I noticed how the earliest leaves fall in the shape of tiny cups.  Turned upward.  What would I have thought of that before?  I'd never have stepped on them, angry at their optimism.  Years ago, if I'd seen them, I'd have picked them up, so delicately.  And their slow drifts from life would have caught my tears.  I'd have looked at their veins, still green and live inside.  And I would have shaken my head, maybe even run the outside of their cups along my cheek, close to the lips, smelled deeply.  Today, I stare at them from a distance, seeing how they collect on the lawn.  There are too many to count, and they fall as I watch.  Why are they all falling?  If I got down close, squatted down, I think I would see how they hold air.  I would wonder if the air inside was just ever so slightly warmer than the air outside.  I would dip my finger inside, as if into holy water, or checking the temperature of warming liquid.  I would lick my finger.  Taste whatever is in those tiny cups, fallen early from trees.

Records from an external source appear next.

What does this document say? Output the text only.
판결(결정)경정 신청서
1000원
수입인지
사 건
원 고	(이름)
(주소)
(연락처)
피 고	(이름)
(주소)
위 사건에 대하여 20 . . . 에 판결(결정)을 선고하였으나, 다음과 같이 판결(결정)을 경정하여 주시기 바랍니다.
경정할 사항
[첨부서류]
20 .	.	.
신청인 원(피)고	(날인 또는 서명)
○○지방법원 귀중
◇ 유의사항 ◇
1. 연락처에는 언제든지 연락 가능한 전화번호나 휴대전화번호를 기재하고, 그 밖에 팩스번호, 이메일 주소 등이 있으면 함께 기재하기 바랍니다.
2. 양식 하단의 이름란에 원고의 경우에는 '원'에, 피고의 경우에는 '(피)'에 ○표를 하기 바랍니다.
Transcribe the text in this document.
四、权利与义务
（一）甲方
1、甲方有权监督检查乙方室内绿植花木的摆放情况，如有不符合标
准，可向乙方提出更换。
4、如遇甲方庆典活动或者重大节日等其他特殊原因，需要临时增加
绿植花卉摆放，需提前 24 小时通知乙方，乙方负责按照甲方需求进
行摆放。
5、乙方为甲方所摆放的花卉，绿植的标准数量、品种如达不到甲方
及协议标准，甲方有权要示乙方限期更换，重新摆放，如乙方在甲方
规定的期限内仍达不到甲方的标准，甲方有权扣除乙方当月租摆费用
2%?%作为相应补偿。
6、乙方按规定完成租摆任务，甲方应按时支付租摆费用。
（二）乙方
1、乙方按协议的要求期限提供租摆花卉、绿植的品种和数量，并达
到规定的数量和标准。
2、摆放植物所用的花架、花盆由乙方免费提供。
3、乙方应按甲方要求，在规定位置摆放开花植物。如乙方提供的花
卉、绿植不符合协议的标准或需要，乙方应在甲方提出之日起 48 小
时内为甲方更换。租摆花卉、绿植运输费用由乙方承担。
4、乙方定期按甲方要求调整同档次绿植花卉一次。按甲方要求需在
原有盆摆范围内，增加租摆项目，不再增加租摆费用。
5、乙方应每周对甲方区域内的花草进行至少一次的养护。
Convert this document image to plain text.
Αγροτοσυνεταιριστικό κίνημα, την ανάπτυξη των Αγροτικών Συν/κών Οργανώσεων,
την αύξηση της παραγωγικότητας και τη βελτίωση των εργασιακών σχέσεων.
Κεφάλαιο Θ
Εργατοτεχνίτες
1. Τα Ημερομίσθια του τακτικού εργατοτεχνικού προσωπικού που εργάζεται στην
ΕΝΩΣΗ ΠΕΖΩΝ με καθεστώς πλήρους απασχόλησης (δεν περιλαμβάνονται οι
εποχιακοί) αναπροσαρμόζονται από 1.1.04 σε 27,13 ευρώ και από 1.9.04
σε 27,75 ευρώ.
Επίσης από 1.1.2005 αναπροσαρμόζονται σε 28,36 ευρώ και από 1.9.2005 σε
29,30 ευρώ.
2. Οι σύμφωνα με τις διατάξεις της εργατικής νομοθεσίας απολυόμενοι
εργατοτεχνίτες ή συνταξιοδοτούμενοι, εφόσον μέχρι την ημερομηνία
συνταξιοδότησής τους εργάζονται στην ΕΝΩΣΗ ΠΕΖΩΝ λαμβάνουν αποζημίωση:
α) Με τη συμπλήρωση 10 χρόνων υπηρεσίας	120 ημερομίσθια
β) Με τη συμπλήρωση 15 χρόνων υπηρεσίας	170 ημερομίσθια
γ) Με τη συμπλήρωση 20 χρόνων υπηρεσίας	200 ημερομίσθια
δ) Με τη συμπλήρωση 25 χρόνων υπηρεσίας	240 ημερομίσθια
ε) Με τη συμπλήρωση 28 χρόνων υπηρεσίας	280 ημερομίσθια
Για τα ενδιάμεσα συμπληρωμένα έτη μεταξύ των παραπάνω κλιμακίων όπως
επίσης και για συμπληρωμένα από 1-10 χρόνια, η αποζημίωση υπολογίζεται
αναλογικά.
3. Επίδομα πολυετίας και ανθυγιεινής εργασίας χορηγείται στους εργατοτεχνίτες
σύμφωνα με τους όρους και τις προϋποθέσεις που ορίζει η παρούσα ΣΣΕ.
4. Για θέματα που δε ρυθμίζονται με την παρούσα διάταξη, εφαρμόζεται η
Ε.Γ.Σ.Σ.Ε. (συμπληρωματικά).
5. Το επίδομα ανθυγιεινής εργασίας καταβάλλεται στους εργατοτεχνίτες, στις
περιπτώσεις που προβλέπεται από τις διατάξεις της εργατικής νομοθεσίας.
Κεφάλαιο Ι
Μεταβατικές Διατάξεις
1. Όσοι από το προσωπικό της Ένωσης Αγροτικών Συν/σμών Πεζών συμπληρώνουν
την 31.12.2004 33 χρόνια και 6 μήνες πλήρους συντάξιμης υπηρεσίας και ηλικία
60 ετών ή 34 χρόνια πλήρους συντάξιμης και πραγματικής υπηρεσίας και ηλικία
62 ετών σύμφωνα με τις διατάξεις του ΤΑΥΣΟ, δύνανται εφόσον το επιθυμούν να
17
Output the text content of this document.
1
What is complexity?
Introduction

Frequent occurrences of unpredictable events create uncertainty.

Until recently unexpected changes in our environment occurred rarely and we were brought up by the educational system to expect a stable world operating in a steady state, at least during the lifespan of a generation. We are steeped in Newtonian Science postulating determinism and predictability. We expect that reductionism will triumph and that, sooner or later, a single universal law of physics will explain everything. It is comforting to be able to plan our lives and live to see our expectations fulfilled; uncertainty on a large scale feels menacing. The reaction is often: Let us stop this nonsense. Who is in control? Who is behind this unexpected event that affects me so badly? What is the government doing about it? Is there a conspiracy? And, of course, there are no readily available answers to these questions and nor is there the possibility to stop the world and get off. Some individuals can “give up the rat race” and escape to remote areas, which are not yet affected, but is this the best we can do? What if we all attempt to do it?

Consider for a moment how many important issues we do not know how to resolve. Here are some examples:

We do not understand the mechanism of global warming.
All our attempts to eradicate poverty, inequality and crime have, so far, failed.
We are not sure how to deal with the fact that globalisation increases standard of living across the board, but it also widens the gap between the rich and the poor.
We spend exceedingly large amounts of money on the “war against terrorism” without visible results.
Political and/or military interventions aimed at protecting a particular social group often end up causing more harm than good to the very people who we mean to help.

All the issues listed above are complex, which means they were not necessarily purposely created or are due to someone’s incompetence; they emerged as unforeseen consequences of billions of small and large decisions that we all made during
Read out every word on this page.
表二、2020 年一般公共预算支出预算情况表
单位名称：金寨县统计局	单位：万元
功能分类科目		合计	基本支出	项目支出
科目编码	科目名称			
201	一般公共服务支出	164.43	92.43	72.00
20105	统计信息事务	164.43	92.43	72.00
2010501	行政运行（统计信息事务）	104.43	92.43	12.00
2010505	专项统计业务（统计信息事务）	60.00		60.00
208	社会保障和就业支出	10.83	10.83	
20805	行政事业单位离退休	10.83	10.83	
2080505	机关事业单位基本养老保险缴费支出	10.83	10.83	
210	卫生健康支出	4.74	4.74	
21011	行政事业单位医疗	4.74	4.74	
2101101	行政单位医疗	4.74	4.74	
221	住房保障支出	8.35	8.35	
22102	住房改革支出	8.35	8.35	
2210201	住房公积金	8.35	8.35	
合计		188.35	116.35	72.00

This is something to try tomorrow.

Monday, September 10, 2012

Hi. Old. Poems.

Well, shit.  Too many things to say.  Blogger isn't even the same anymore.  I don't even know how to change the fonts.  I accidentally deleted my pages.  I got my Master's degree.  I'm teaching some college.  My kids are getting old.  I'm (getting) old. I haven't written a poem in a month.  And I'm getting this odd feeling of being behind. I don't want to write, though, because I know the first thing that I smash out won't cut it.  The words will be insufficient, halting, ungraceful. And still it's fall again--it seems to happen every year.  So I'm starting to notice things.  So, here I am.  Old dog-woman, new trick-blogger.

Sunday, January 22, 2012

Stillborn, adj.

One week later, I looked up stillborn.
Feeling too done-before, and shocking
in its frequency, and like a dirty word
that was something that described us,
science or statistics that made my mouth
constrict and then soften with moisture.

I went to the library to do it, feeling
guilty and disgusted reading about
myself in my own dictionary, but
theirs was great yellowed white,
crackling pages, millions of words
and people looking for themselves

there, I found a moth pressed
between the pages, like its own
little translucent, ephmeral leaf,
with veins for words, and blood
drained out, and more years dead
than living, and through its forewing

I read (of an infant) born dead.

Wednesday, January 18, 2012

Floating Haiku

fruit dye and water
horsehair sutured to slim wood
paints a butterfly

fold down the middle
so flat wings mimic flapping
sit her like resting

imagine she lifts
wings become brushes themselves
and she paints a girl

Feast of Flowers

Aconite.  Anemone.  Autumn Crocus.
Fat purple pads, succulent and sliced
by stripes of indigo drizzled or heaped
like angel hair over bone china
on a lazy susan.  Baneberry,
Christmas Rose, Deadly Nightshade,
Foxglove, and the Iris. 
                                       Neighbors watched
her build the greenhouse last winter—
first in her dark jacket with dark
buttons, then shirtless, just sweating
and raising walls in white sun
with bare arms and a strong back—
they watched for her mouth and
several times they shook while
pouring water into glasses, but
never offered.
                          Ivy, Jimson Weed,
the root of one Mandrake, curled like a
fetal Medusa.  Each day, they watched
as the glass fogged and breathed clear,
until green began to grow up along
its insides and shut the world out
for good.  Brave boys almost climbed
the frame and followed the sun inside,
but they heard a shuffle and the clang
of a spade and their hair stood up.  Oleander,
Rock Poppy, Spring Adonis.
                                               So they waited
late into springtime, watched her mostly—
naked with boots, shorn hair, heavy glasses,
carrying armloads of cut flowers inside—
thought they saw her bite a May Apple—
eight trips for wisteria, heavy like grapes—
wondered should they bring vases and
how her fingers must have looked,
how red or purple they must be, how deep
were the thorns, how chartreuse the thumbnails.